Laborjournal.de reports that she published many papers together with the Russian couple Elena Bulanova and Vadim Budagian from Russia. Retraction Watch reported in March 2011 that 12 papers by the three authors have been retracted. The three have published 22 papers together, so there may be more.
In October 2009 the biologist Karin Wiebauer realized that the Western blots in some of the papers were very similar - sometimes just the labels were changed, in others a dose of Photoshop was used to mirror, move or distort the bands. This is the same method that Marion Brach used in the Hermann/Brach scandal end of the 90s [strangely enough, there is nothing in either Wikipedia about either them or the scandals].
In November 2009 Wiebauer informed the first author, Bulfone-Paus, of her discovery. Nothing happened. Finally, in April 2010 an investigation committee was convened. They determined that there was just sloppy publication, but the results were okay. There was a culprit found - the Russian couple. They were accused of deceit and the 12 papers retracted, although the Russians did not agree to the retractions.

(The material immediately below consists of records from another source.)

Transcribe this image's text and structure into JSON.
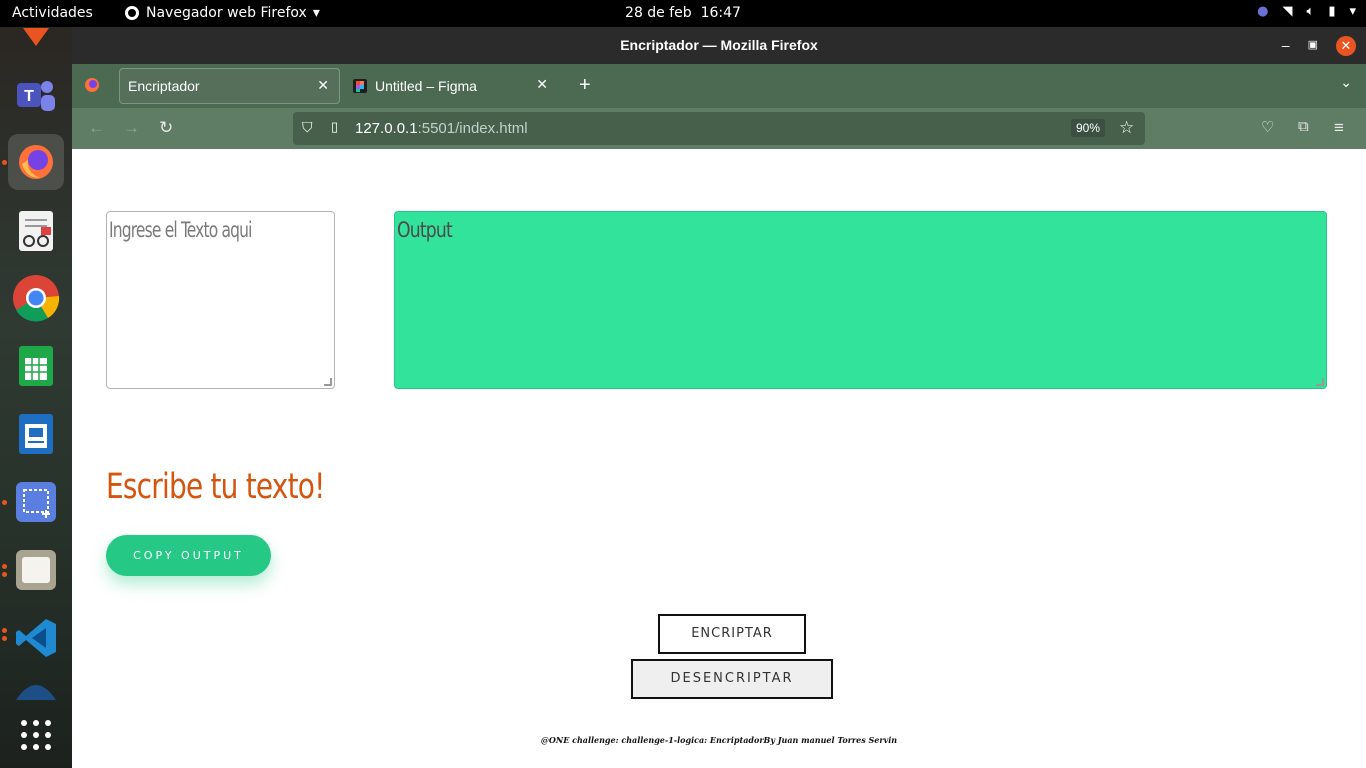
{
  "topbar": {
    "activities": "Actividades",
    "app_name": "Navegador web Firefox",
    "date": "28 de feb",
    "time": "16:47"
  },
  "dock": {
    "items": [
      "ubuntu-software-icon",
      "teams-icon",
      "firefox-icon",
      "document-viewer-icon",
      "chrome-icon",
      "calc-spreadsheet-icon",
      "writer-document-icon",
      "screenshot-icon",
      "files-icon",
      "vscode-icon",
      "app-icon",
      "show-apps-icon"
    ]
  },
  "window": {
    "title": "Encriptador — Mozilla Firefox"
  },
  "tabs": [
    {
      "label": "Encriptador",
      "active": true
    },
    {
      "label": "Untitled – Figma",
      "active": false
    }
  ],
  "navbar": {
    "url_host": "127.0.0.1",
    "url_path": ":5501/index.html",
    "zoom": "90%"
  },
  "page": {
    "input_placeholder": "Ingrese el Texto aqui",
    "output_placeholder": "Output",
    "heading": "Escribe tu texto!",
    "copy_label": "COPY OUTPUT",
    "encrypt_label": "ENCRIPTAR",
    "decrypt_label": "DESENCRIPTAR",
    "footer": "@ONE challenge: challenge-1-logica: EncriptadorBy Juan manuel Torres Servin"
  },
  "colors": {
    "output_bg": "#32e39b",
    "copy_bg": "#26c885",
    "heading": "#d5550f",
    "accent": "#e95420"
  }
}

There ensued an anonymous Internet-based campaign. Colleagues then published an open letter supporting Bulfone-Paus, saying the poor woman, who is a brilliant researcher and has published much, including work together with her husband, was deceived by her postdocs. The Borstel Board of Directors - sans Bulfone-Paus - published a good response to the open letter soon after forcing her off the board:
Severe failure in one area (as supervisor and responsible senior, corresponding and first author) can hardly be compensated by merits in other areas. [...] For all scientists, one of the greatest goods in science is personal credibility and integrity, and that the most precious currency scientists have is the truthfulness of their data. The scientific community expects rigorous adherence to the rules of scientific research from principal investigators and, in particular, from heads of research divisions or departments. [...] The scientific misconduct in Silvia Bulfone-Paus's lab and her procrastination to go public despite being ultimately responsible has highly damaged the reputation of the Research Center. This is what cannot be tolerated.But now the plot thickens: An additional paper by Bulfone-Paus (not including the Russian couple) in Blood is currently under investigation. A co-author on this one is her husband, Ralf Paus, a dermatologist at the University of Lübeck. And the university has verified for Spiegel, a German news weekly, that they are currently investigating 6 papers of Paus.
And now it bubbles up that Bulfone-Paus and Paus both have professorships in Manchester, in England, where they spend 20% of their time, according to the Times Higher Education. The couple also have three children, as reported by Spiegel in January.
In other news about Borstel, another director, Peter Zabel, stepped down earlier this month amidst plagiarism charges. It seems he double published a paper (once in German and once in English), as well as in 2009 publishing a paper that included large portions of text and diagrams from a 2008 paper published in the US. The double publication is deemed not so severe, although it is not clear that the later publication makes clear that it is in fact a double publication - the abstract has been rewritten, but is still similar. Zabel has now also resigned from the editorial board of Der Internist.
The double publication was found by someone calling themselves Clare Francis, who informed Retraction Watch, Abnormal Science Blog, and me. It was found using the Déjà vu tool for searching for duplicate content in Medline.
Joerg Zwirner, in a recent post to the Abnormal Science Blog, calls for setting up an Office for Research Integrity in Germany, as is to be found in the US. I heartily agree - this is far too complicated to understand for non-medical researcher, but it seems that there are deficiencies in the medical research complex in Germany that have existed for decades. And Hermann/Brach did not result in these being adequately addressed. Germany needs action, and it needs it now.